IT IS “thanks to the bigotry of a few” was what rebel Labour MP Jess Phillips, Labour MP for the Yardley part of Birmingham told the BBC. She was reacting to a decision by the City Council to ban protests outside Anderton Park Primary School.
The protests arose when parents decided to show their objection to the school following the requirements of the national curriculum and including reference to lesbian and gay relationship in personal and social education lessons.
The Council became concerned that the protests posed a risk to children: the crowd and its chanting could intimidate some children on their way to school, making them anxious and affecting their learning; or there could even be a physical accident if the crowd surged or if drivers responded angrily to traffic being disrupted. It therefore obtained a High Court injunction prohibiting protest from taking place in the immediate surroundings of the school.
Educationalists have tried to present a calm and reasoned response to the protests, making a number of basic points.

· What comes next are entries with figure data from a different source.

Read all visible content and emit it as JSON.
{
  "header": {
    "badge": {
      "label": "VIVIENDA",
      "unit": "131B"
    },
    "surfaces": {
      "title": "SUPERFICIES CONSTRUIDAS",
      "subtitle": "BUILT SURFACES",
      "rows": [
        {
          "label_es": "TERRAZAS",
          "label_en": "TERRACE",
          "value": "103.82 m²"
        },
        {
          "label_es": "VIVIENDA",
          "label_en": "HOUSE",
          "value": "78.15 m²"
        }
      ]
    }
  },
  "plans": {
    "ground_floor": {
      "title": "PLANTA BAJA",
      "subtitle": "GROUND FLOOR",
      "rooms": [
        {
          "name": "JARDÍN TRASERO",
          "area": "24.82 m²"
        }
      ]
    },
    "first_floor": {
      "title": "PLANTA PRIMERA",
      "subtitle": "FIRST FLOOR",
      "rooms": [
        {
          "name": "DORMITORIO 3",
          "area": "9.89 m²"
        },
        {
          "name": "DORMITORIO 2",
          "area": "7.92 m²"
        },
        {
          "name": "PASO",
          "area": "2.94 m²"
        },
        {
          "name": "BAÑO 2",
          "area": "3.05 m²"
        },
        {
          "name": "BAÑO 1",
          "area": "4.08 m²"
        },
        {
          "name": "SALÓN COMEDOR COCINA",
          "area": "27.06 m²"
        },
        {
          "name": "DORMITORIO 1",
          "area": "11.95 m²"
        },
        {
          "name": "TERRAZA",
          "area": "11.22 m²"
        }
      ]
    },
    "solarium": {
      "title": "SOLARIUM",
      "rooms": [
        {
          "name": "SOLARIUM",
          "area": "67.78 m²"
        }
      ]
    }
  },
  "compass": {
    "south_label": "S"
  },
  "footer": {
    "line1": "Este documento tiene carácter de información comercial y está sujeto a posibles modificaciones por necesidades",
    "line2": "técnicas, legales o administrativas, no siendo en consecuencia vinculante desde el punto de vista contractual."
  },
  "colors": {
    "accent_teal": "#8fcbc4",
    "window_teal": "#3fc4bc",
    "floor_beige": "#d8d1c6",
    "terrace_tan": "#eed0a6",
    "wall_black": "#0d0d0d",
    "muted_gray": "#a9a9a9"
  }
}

•Teaching children about different family relationships is an equality measure. Telling children who have two dads or two mums that the only acceptable family structure is headed by a married heterosexual couple would only make those children feel alienated and upset.
•Telling children that some couples consist of a man and a woman and some of two women or two men is not going to make a heterosexual children, five or ten years later, adopt a homosexual sexuality against their own inclinations.

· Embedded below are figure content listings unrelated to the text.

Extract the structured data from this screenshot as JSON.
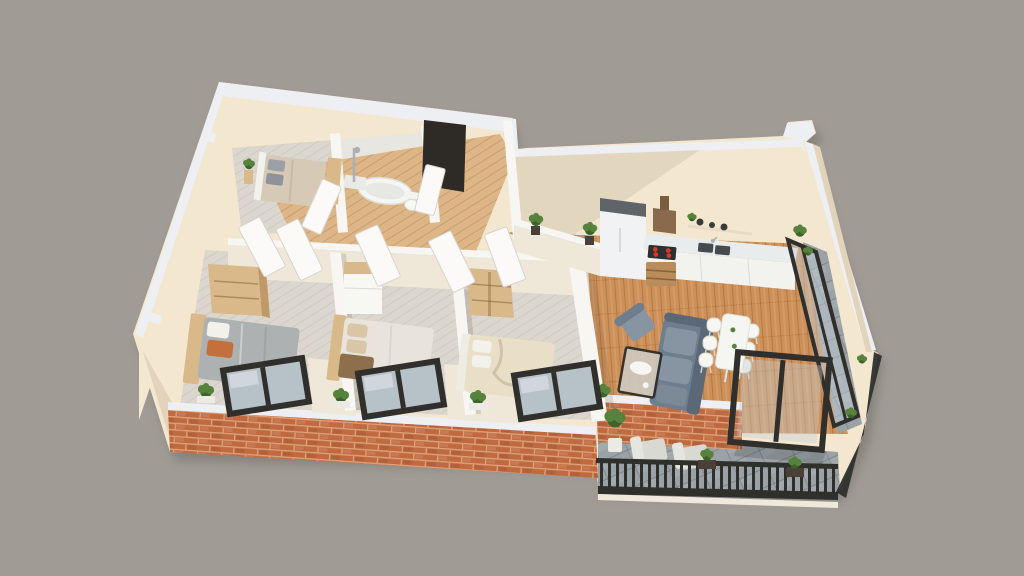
{
  "scene": {
    "type": "3d-floor-plan-render",
    "view": "isometric-3d",
    "background": "#a19b95"
  },
  "palette": {
    "background": "#a19b95",
    "drop_shadow": "#7e7972",
    "outer_wall_white": "#edeff2",
    "wall_cream": "#f3e7d0",
    "wall_cream_shadow": "#e2d3ba",
    "interior_wall_white": "#f7f6f3",
    "interior_wall_face": "#efe8d9",
    "oak_floor": "#cd9058",
    "oak_floor_pale": "#ddb586",
    "bedroom_floor": "#dbd6ce",
    "bathroom_floor": "#e8e6e1",
    "balcony_tile": "#9aa2a6",
    "brick": "#c06a41",
    "brick_mortar": "#dfa277",
    "window_frame": "#302f2b",
    "glass": "#c3ced6",
    "entry_door": "#2e2a26",
    "sofa": "#6f7e8e",
    "sofa_dark": "#5a6877",
    "sofa_cushion": "#8795a3",
    "white_furniture": "#f7f7f4",
    "counter_top": "#e9eced",
    "fridge_top": "#5e6468",
    "hood_brown": "#8a6a4c",
    "burner_red": "#d63a25",
    "oak_furniture": "#d9b88a",
    "oak_furniture_dark": "#bf9a68",
    "duvet_gray": "#aeb1b2",
    "duvet_white": "#e8e4dc",
    "duvet_cream": "#e9dec6",
    "duvet_beige": "#d6c9b6",
    "pillow_white": "#f2f1ec",
    "pillow_beige": "#d8c6a6",
    "pillow_orange": "#c2713d",
    "throw_brown": "#8d6f4e",
    "plant": "#57823d",
    "plant_dark": "#3c6329",
    "pot_white": "#eceae4",
    "pot_dark": "#4a4038",
    "lounge_chair": "#d9d9d3",
    "railing": "#2f2f2c",
    "metal": "#aab1b6"
  },
  "inventory": {
    "rooms": [
      "bedroom-1",
      "bedroom-2",
      "bedroom-3",
      "small-bedroom",
      "bathroom",
      "entry-hall",
      "open-kitchen",
      "living-dining",
      "front-balcony",
      "side-balcony"
    ],
    "bedroom_double_beds": 3,
    "single_beds": 1,
    "wardrobes": 3,
    "bathroom_fixtures": [
      "bathtub",
      "shower",
      "toilet"
    ],
    "kitchen_items": [
      "fridge",
      "range-hood",
      "cooktop-4-burners",
      "sink",
      "counter-run",
      "wall-shelf-with-pots",
      "wicker-crate"
    ],
    "living_items": [
      "sofa",
      "armchair",
      "coffee-table"
    ],
    "dining_table": 1,
    "dining_chairs": 6,
    "front_windows": 3,
    "glass_doors": 2,
    "entry_doors": 1,
    "interior_door_leaves": 7,
    "balcony_lounge_chairs": 2,
    "potted_plants": 14
  }
}
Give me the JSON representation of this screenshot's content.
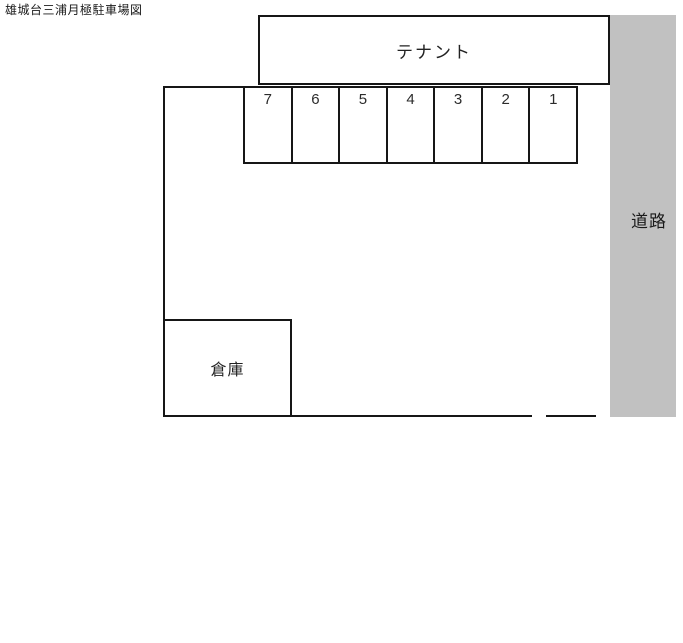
{
  "page": {
    "title": "雄城台三浦月極駐車場図"
  },
  "tenant": {
    "label": "テナント"
  },
  "parking": {
    "space_numbers": [
      "7",
      "6",
      "5",
      "4",
      "3",
      "2",
      "1"
    ]
  },
  "road": {
    "label": "道路",
    "fill_color": "#c1c1c1"
  },
  "warehouse": {
    "label": "倉庫"
  },
  "colors": {
    "line": "#161616",
    "background": "#ffffff"
  }
}
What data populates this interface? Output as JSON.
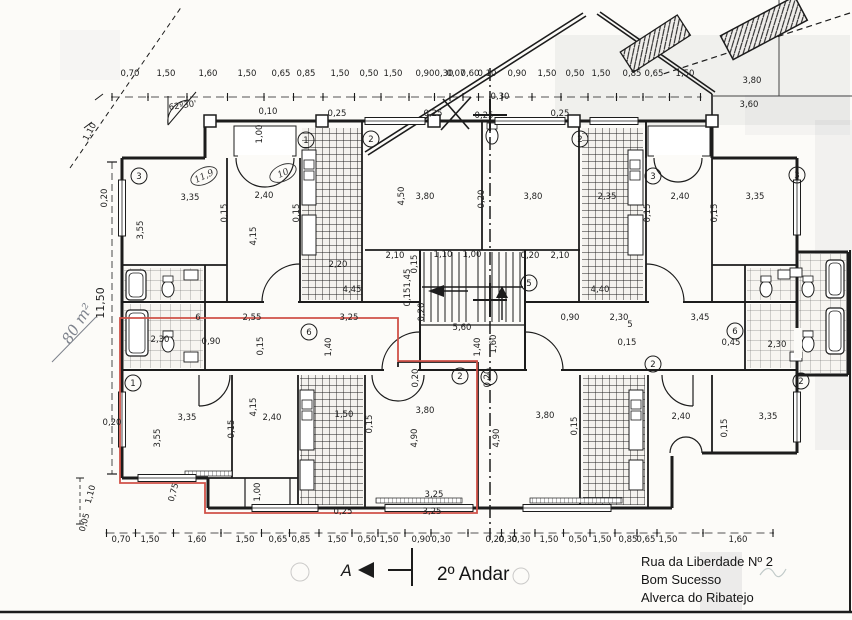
{
  "meta": {
    "title": "2º Andar",
    "address_lines": [
      "Rua da Liberdade Nº 2",
      "Bom Sucesso",
      "Alverca do Ribatejo"
    ]
  },
  "annotations": {
    "area_note": "80 m²",
    "overall_height": "11,50",
    "section_label": "A"
  },
  "colors": {
    "highlight_red": "#cf5148",
    "ink": "#1c1c1c",
    "pencil": "#7d828c",
    "paper": "#fcfbf8"
  },
  "dim_rows": {
    "top": {
      "y": 76,
      "labels": [
        [
          "0,70",
          130
        ],
        [
          "1,50",
          166
        ],
        [
          "1,60",
          208
        ],
        [
          "1,50",
          247
        ],
        [
          "0,65",
          281
        ],
        [
          "0,85",
          306
        ],
        [
          "1,50",
          340
        ],
        [
          "0,50",
          369
        ],
        [
          "1,50",
          393
        ],
        [
          "0,90",
          425
        ],
        [
          "0,30",
          444
        ],
        [
          "0,07",
          456
        ],
        [
          "0,60",
          470
        ],
        [
          "0,10",
          487
        ],
        [
          "0,90",
          517
        ],
        [
          "1,50",
          547
        ],
        [
          "0,50",
          575
        ],
        [
          "1,50",
          601
        ],
        [
          "0,85",
          632
        ],
        [
          "0,65",
          654
        ],
        [
          "1,50",
          685
        ]
      ]
    },
    "bottom": {
      "y": 542,
      "labels": [
        [
          "0,70",
          121
        ],
        [
          "1,50",
          150
        ],
        [
          "1,60",
          197
        ],
        [
          "1,50",
          245
        ],
        [
          "0,65",
          278
        ],
        [
          "0,85",
          301
        ],
        [
          "1,50",
          337
        ],
        [
          "0,50",
          367
        ],
        [
          "1,50",
          389
        ],
        [
          "0,90",
          421
        ],
        [
          "0,30",
          441
        ],
        [
          "0,20",
          495
        ],
        [
          "0,30",
          508
        ],
        [
          "0,30",
          521
        ],
        [
          "1,50",
          549
        ],
        [
          "0,50",
          578
        ],
        [
          "1,50",
          602
        ],
        [
          "0,85",
          628
        ],
        [
          "0,65",
          646
        ],
        [
          "1,50",
          668
        ],
        [
          "1,60",
          738
        ]
      ]
    }
  },
  "labels": [
    {
      "t": "0,10",
      "x": 268,
      "y": 114
    },
    {
      "t": "1,00",
      "x": 262,
      "y": 134,
      "r": -90
    },
    {
      "t": "0,25",
      "x": 337,
      "y": 116
    },
    {
      "t": "0,25",
      "x": 433,
      "y": 116
    },
    {
      "t": "0,25",
      "x": 560,
      "y": 116
    },
    {
      "t": "0,30",
      "x": 500,
      "y": 99
    },
    {
      "t": "0,25",
      "x": 484,
      "y": 118
    },
    {
      "t": "62º30'",
      "x": 183,
      "y": 108,
      "r": -8
    },
    {
      "t": "1,10",
      "x": 92,
      "y": 133,
      "r": -62
    },
    {
      "t": "3,80",
      "x": 752,
      "y": 83
    },
    {
      "t": "3,60",
      "x": 749,
      "y": 107
    },
    {
      "t": "3,35",
      "x": 190,
      "y": 200
    },
    {
      "t": "0,15",
      "x": 227,
      "y": 213,
      "r": -90
    },
    {
      "t": "2,40",
      "x": 264,
      "y": 198
    },
    {
      "t": "0,15",
      "x": 299,
      "y": 213,
      "r": -90
    },
    {
      "t": "3,55",
      "x": 143,
      "y": 230,
      "r": -90
    },
    {
      "t": "4,15",
      "x": 256,
      "y": 236,
      "r": -90
    },
    {
      "t": "2,20",
      "x": 338,
      "y": 267
    },
    {
      "t": "4,50",
      "x": 404,
      "y": 196,
      "r": -90
    },
    {
      "t": "3,80",
      "x": 425,
      "y": 199
    },
    {
      "t": "0,20",
      "x": 484,
      "y": 199,
      "r": -90
    },
    {
      "t": "3,80",
      "x": 533,
      "y": 199
    },
    {
      "t": "2,35",
      "x": 607,
      "y": 199
    },
    {
      "t": "0,15",
      "x": 650,
      "y": 213,
      "r": -90
    },
    {
      "t": "2,40",
      "x": 680,
      "y": 199
    },
    {
      "t": "0,15",
      "x": 717,
      "y": 213,
      "r": -90
    },
    {
      "t": "3,35",
      "x": 755,
      "y": 199
    },
    {
      "t": "2,10",
      "x": 395,
      "y": 258
    },
    {
      "t": "0,15",
      "x": 417,
      "y": 264,
      "r": -90
    },
    {
      "t": "1,10",
      "x": 443,
      "y": 257
    },
    {
      "t": "1,00",
      "x": 472,
      "y": 257
    },
    {
      "t": "0,20",
      "x": 530,
      "y": 258
    },
    {
      "t": "2,10",
      "x": 560,
      "y": 258
    },
    {
      "t": "4,45",
      "x": 352,
      "y": 292
    },
    {
      "t": "4,40",
      "x": 600,
      "y": 292
    },
    {
      "t": "6",
      "x": 198,
      "y": 320
    },
    {
      "t": "2,55",
      "x": 252,
      "y": 320
    },
    {
      "t": "0,90",
      "x": 211,
      "y": 344
    },
    {
      "t": "0,15",
      "x": 263,
      "y": 346,
      "r": -90
    },
    {
      "t": "2,30",
      "x": 160,
      "y": 342
    },
    {
      "t": "3,25",
      "x": 349,
      "y": 320
    },
    {
      "t": "1,40",
      "x": 331,
      "y": 347,
      "r": -90
    },
    {
      "t": "1,45",
      "x": 410,
      "y": 278,
      "r": -90
    },
    {
      "t": "0,15",
      "x": 410,
      "y": 297,
      "r": -90
    },
    {
      "t": "0,20",
      "x": 424,
      "y": 312,
      "r": -90
    },
    {
      "t": "5,60",
      "x": 462,
      "y": 330
    },
    {
      "t": "1,40",
      "x": 480,
      "y": 347,
      "r": -90
    },
    {
      "t": "1,60",
      "x": 496,
      "y": 344,
      "r": -90
    },
    {
      "t": "0,90",
      "x": 570,
      "y": 320
    },
    {
      "t": "2,30",
      "x": 619,
      "y": 320
    },
    {
      "t": "5",
      "x": 630,
      "y": 327
    },
    {
      "t": "3,45",
      "x": 700,
      "y": 320
    },
    {
      "t": "0,15",
      "x": 627,
      "y": 345
    },
    {
      "t": "0,45",
      "x": 731,
      "y": 345
    },
    {
      "t": "2,30",
      "x": 777,
      "y": 347
    },
    {
      "t": "0,20",
      "x": 418,
      "y": 378,
      "r": -90
    },
    {
      "t": "0,20",
      "x": 490,
      "y": 378,
      "r": -90
    },
    {
      "t": "3,35",
      "x": 187,
      "y": 420
    },
    {
      "t": "3,55",
      "x": 160,
      "y": 438,
      "r": -90
    },
    {
      "t": "0,15",
      "x": 234,
      "y": 429,
      "r": -90
    },
    {
      "t": "2,40",
      "x": 272,
      "y": 420
    },
    {
      "t": "4,15",
      "x": 256,
      "y": 407,
      "r": -90
    },
    {
      "t": "0,15",
      "x": 372,
      "y": 424,
      "r": -90
    },
    {
      "t": "1,50",
      "x": 344,
      "y": 417
    },
    {
      "t": "3,80",
      "x": 425,
      "y": 413
    },
    {
      "t": "4,90",
      "x": 417,
      "y": 438,
      "r": -90
    },
    {
      "t": "4,90",
      "x": 499,
      "y": 438,
      "r": -90
    },
    {
      "t": "3,80",
      "x": 545,
      "y": 418
    },
    {
      "t": "0,15",
      "x": 577,
      "y": 426,
      "r": -90
    },
    {
      "t": "2,40",
      "x": 681,
      "y": 419
    },
    {
      "t": "0,15",
      "x": 727,
      "y": 428,
      "r": -90
    },
    {
      "t": "3,35",
      "x": 768,
      "y": 419
    },
    {
      "t": "1,00",
      "x": 260,
      "y": 492,
      "r": -90
    },
    {
      "t": "0,75",
      "x": 176,
      "y": 493,
      "r": -75
    },
    {
      "t": "3,25",
      "x": 434,
      "y": 497
    },
    {
      "t": "0,25",
      "x": 343,
      "y": 514
    },
    {
      "t": "3,25",
      "x": 432,
      "y": 514
    },
    {
      "t": "0,20",
      "x": 107,
      "y": 198,
      "r": -90
    },
    {
      "t": "0,20",
      "x": 112,
      "y": 425
    },
    {
      "t": "1,10",
      "x": 93,
      "y": 495,
      "r": -75
    },
    {
      "t": "0,05",
      "x": 87,
      "y": 523,
      "r": -75
    }
  ],
  "room_numbers": [
    {
      "n": "3",
      "x": 139,
      "y": 176
    },
    {
      "n": "1",
      "x": 306,
      "y": 140
    },
    {
      "n": "2",
      "x": 371,
      "y": 139
    },
    {
      "n": "2",
      "x": 580,
      "y": 139
    },
    {
      "n": "3",
      "x": 653,
      "y": 176
    },
    {
      "n": "3",
      "x": 797,
      "y": 175
    },
    {
      "n": "5",
      "x": 529,
      "y": 283
    },
    {
      "n": "6",
      "x": 309,
      "y": 332
    },
    {
      "n": "6",
      "x": 735,
      "y": 331
    },
    {
      "n": "1",
      "x": 133,
      "y": 383
    },
    {
      "n": "2",
      "x": 460,
      "y": 376
    },
    {
      "n": "1",
      "x": 489,
      "y": 377
    },
    {
      "n": "2",
      "x": 653,
      "y": 364
    },
    {
      "n": "2",
      "x": 801,
      "y": 381
    }
  ],
  "area_ellipses": [
    {
      "t": "11,9",
      "x": 204,
      "y": 176
    },
    {
      "t": "10",
      "x": 283,
      "y": 173
    }
  ]
}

•Talking about difference in the wider community teaches tolerance and understanding. Parents whose religion prohibits homosexuality (and most mainstream religions do) can explain to their own children, at home, why that kind of sexuality is not accepted by their religion.
•If a school accepts that some parents whose religion proscribes homosexuality for its adherents have the right to alter the curriculum for all children, how long will it be before other parents ask the school to stop teaching that children of different colours or ethnicities are equal – because their personal views are that black and Asian children are second class citizens who should be deported?

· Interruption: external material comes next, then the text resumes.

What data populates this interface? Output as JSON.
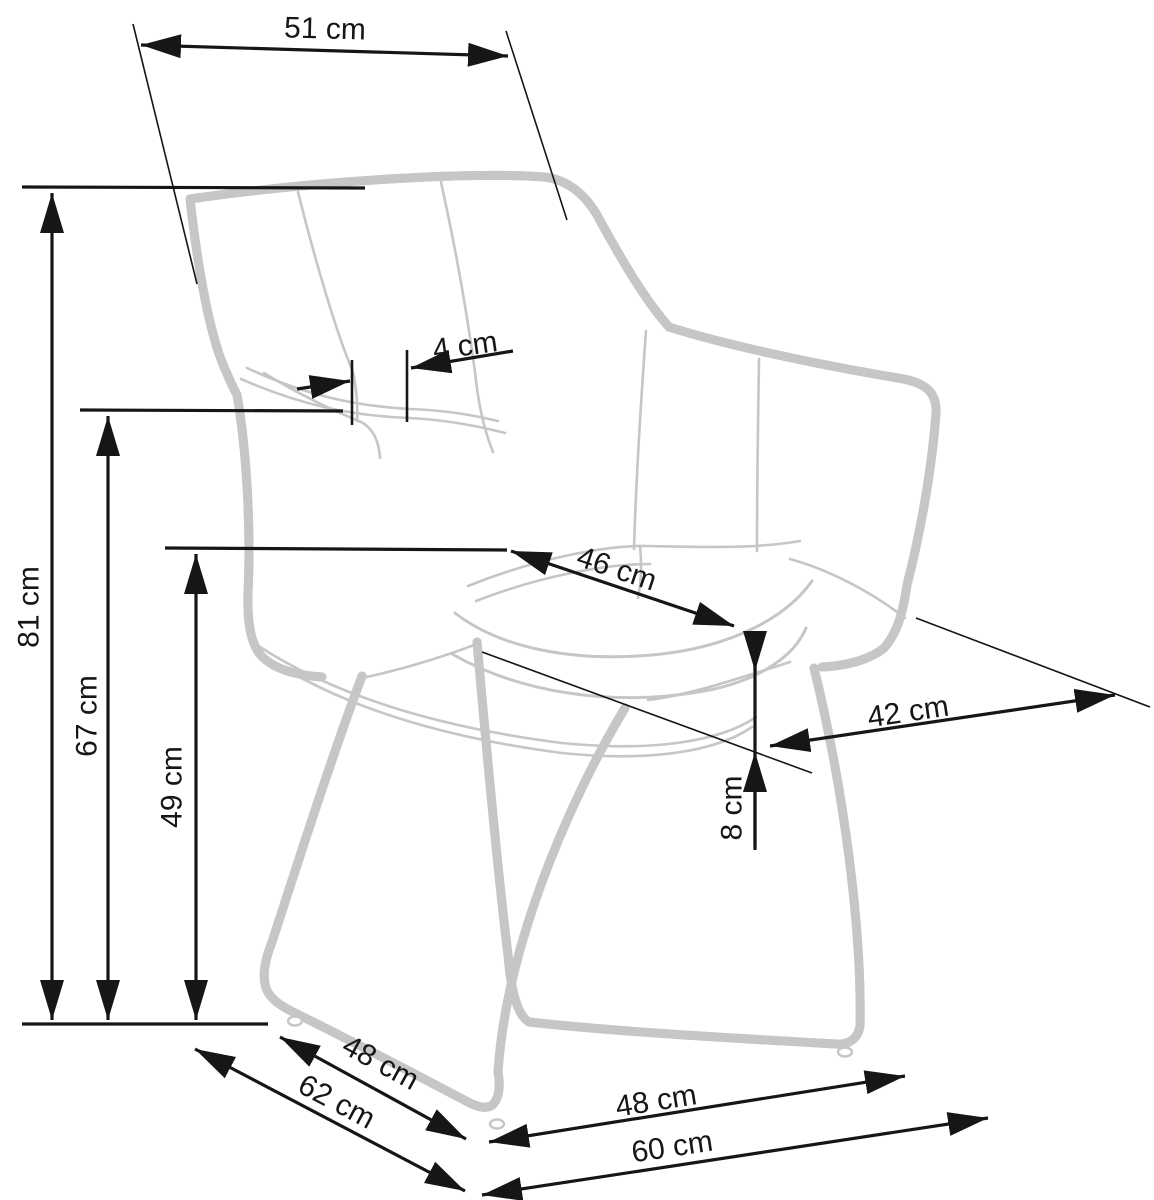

Birmingham City Council Leader Ian Ward saw the injunction as a common sense measure to help the authorities ensure children were safe, saying “Children right across Birmingham should be free to attend school safely and without disruption.” At the same time he held out the hand of friendship to parents and to those supporting the protests, encouraging them to “engage in constructive dialogue with the school”.
Speaking on Newsnight, Ajmal Masroor of the Communities in Action campaign said that people would not be silenced by injunctions – but he also called for a dialogue to achieve harmony and peace, with all sides to the issue communicating with love and respect.”
It was left to Jess Phillips MP, a vociferous critic of Jeremy Corbyn, to drop any attempt at diplomacy and plough in without urging peaceful dialogue about parents’ genuine beliefs and the real, not the rumoured, content of the curriculum. She told the BBC that the Council had “done the right thing for the children” and went on to say that “it’s just a shame it has come to this thanks to the bigotry of a few.” The comments appeared to doubt that ordinary Muslim people living in the UK had the capacity to hold their own views.